Perbedaan Hukum Pidana dan Perdata

Sumber: jensenforcourtofappeals
Dewasa ini masih banyak ilmu-ilmu hukum khususnya Pidana dan Perdata yang belum diketahui oleh orang awam, walaupun sudah banyak yang mencoba menjelaskan, tetapi penjelasan tersebut masih terlalu sulit untuk ditangkap dan diolah oleh orang awam. Bagaimanakah anda menjelaskan perbedaan hukum Pidana dan Perdata dengan kalimat yang sederhana dan mudah dipahami?

  • perbedaan definisi :
    a. Hukum Pidana = Hukum pidana merupakan hukum yang mengatur hubungan antara anggota masyarakat (warga negara) dengan negara yang menguasai tata tertib dalam masyarakat itu. Itu sebabnya hukum pidana disebut juga sebagai hukum publik atau hukum negara. bagi masyarakat yang melanggar peraturan perundang-undangan dapat berakibat diterapkannya sanksi berupa pemidanaan dan/atau denda bagi para pelanggarnya. Contohnya perkosaan, perzinahan, pencurian, pembunuhan.
    b. Hukum Perdata = Merupakan hubungan hukum antara orang yang satu dengan yang lan dengan menitikberatkan kepentingan perseorangan. Itu sebabnya Hukum perdata disebut juga sebagai hukum privat atau hukum sipil. Disini yang termasuk hukum perdata adalah Hukum keluarga, Hukum harta kekayaan, Hukum benda, Hukum Perikatan dan Hukum Waris.

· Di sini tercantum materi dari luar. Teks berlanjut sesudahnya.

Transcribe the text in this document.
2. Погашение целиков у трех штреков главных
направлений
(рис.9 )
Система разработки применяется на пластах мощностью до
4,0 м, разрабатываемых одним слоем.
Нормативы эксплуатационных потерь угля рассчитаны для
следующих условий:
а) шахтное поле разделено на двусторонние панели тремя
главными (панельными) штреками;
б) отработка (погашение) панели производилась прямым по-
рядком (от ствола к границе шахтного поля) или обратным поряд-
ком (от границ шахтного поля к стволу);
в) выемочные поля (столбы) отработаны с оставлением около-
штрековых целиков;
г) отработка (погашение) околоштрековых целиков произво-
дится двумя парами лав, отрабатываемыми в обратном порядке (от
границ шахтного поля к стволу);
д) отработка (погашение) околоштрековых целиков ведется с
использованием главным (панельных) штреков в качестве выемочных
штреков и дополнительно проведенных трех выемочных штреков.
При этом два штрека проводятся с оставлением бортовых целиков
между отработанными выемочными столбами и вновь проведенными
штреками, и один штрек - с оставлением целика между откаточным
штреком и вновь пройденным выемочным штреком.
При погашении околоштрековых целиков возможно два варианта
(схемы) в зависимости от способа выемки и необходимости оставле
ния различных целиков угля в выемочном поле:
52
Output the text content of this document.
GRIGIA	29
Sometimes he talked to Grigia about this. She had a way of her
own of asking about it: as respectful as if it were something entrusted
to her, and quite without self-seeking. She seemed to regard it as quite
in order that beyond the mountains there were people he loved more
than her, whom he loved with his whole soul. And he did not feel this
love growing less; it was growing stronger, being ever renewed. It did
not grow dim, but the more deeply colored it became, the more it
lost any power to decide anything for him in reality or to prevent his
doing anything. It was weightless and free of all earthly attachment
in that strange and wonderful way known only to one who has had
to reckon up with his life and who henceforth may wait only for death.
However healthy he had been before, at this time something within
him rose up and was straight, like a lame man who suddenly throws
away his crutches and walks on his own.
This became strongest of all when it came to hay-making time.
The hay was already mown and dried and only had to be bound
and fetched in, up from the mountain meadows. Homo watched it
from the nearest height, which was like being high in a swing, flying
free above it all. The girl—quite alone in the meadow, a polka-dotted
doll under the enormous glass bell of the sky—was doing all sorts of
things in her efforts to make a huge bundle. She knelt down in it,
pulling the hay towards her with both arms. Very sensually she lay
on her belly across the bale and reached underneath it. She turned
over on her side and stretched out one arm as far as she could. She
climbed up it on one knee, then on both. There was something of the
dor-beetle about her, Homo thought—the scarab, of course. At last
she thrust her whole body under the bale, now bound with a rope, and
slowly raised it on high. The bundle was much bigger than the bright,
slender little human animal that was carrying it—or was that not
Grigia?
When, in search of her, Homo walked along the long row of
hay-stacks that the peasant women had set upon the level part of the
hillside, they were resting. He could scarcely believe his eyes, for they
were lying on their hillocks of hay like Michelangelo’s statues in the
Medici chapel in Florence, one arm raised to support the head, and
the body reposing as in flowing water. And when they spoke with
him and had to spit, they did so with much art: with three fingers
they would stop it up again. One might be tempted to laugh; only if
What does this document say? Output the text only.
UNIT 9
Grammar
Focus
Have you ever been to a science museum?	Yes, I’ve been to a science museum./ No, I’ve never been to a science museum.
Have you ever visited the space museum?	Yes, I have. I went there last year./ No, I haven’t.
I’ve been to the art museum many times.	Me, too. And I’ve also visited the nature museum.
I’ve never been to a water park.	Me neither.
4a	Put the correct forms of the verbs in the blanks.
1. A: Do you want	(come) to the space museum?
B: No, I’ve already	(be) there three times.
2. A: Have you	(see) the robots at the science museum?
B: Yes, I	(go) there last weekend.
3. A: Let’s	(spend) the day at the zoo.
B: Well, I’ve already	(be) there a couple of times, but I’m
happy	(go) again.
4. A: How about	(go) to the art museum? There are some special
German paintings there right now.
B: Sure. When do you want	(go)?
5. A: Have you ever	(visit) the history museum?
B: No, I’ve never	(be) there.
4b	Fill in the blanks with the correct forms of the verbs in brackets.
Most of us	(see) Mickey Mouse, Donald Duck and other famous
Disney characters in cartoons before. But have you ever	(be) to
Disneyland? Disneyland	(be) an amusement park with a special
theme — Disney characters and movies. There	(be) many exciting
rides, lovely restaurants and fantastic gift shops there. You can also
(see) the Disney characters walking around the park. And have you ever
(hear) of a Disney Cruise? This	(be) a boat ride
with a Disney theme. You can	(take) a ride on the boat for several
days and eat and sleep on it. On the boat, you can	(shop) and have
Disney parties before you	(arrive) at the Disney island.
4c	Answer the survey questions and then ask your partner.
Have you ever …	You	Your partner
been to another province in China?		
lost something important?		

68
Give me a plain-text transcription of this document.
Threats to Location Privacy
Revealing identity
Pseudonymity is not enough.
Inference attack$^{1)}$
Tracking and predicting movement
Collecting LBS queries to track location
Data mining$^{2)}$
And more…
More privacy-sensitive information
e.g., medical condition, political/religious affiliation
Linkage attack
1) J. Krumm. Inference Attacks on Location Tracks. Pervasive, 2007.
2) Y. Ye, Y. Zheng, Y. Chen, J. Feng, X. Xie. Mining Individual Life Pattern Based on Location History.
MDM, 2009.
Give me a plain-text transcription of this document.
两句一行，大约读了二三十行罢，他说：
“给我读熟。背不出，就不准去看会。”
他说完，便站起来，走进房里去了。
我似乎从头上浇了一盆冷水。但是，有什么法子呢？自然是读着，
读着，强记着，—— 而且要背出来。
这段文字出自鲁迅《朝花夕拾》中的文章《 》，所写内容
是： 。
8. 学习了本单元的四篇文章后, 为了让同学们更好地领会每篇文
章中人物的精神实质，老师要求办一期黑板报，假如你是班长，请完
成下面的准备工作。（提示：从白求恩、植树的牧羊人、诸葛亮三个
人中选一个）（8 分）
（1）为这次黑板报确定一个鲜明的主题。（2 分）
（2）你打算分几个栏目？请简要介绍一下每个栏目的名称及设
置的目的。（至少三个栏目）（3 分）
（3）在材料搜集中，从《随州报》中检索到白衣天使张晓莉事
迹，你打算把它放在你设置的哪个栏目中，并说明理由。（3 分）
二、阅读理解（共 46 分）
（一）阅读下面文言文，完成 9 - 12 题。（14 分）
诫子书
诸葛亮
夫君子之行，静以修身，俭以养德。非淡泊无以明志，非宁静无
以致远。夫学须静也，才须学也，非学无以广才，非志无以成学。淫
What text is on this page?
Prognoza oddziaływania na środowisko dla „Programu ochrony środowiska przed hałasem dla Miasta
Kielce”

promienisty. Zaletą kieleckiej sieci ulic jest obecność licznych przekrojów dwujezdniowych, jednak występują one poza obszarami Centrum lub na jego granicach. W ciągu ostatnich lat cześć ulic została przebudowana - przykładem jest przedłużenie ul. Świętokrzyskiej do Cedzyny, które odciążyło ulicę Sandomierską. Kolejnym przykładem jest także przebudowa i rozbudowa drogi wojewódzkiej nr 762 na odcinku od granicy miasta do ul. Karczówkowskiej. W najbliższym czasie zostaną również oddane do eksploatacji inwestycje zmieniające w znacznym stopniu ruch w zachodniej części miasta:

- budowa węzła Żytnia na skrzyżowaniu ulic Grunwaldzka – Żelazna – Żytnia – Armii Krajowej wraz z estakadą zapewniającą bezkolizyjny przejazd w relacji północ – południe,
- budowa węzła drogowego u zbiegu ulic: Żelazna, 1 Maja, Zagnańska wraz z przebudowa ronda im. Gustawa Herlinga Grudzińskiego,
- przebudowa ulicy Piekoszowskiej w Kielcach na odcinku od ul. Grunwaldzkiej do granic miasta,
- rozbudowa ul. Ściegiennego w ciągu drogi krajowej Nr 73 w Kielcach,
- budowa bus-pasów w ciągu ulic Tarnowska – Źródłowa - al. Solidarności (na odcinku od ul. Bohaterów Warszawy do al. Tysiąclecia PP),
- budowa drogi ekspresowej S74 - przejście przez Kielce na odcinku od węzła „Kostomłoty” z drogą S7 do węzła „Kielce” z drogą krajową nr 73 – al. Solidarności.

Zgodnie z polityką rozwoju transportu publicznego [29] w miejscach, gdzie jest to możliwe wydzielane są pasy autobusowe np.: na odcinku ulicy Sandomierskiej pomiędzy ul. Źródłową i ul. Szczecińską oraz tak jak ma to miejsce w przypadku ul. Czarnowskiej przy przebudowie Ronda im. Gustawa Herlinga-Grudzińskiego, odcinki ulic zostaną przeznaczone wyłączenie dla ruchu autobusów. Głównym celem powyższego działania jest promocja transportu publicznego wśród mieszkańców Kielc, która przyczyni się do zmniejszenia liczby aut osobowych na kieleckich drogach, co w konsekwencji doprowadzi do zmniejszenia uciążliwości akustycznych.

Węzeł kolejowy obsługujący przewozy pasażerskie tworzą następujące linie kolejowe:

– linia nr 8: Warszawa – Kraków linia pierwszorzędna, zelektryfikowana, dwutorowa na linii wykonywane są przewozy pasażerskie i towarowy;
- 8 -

  • Perbedaan sumber hukum yang digunakan :
    a. Hukum Pidana = Segala peraturan hukum pidana dimuat dalam satu Kitab Undang-Undang Hukum Pidana atau yang popular disingkat dengan KUHP. KUHP menjadi acuan utama para perangkat penegak hukum (polisi, hakim dan jaksa) dalam mengadili suatu perkara.
    b.Hukum Perdata = sumber hukum yang digunakan untuk perkara perdata. Hukum perdata mengacu pada satu Kitab Undang-Undang Hukum Perdata/ KUHPer. Lebih populer lagi kitab KUHPer disebut dengan BW atau Burgelijk Wetboek.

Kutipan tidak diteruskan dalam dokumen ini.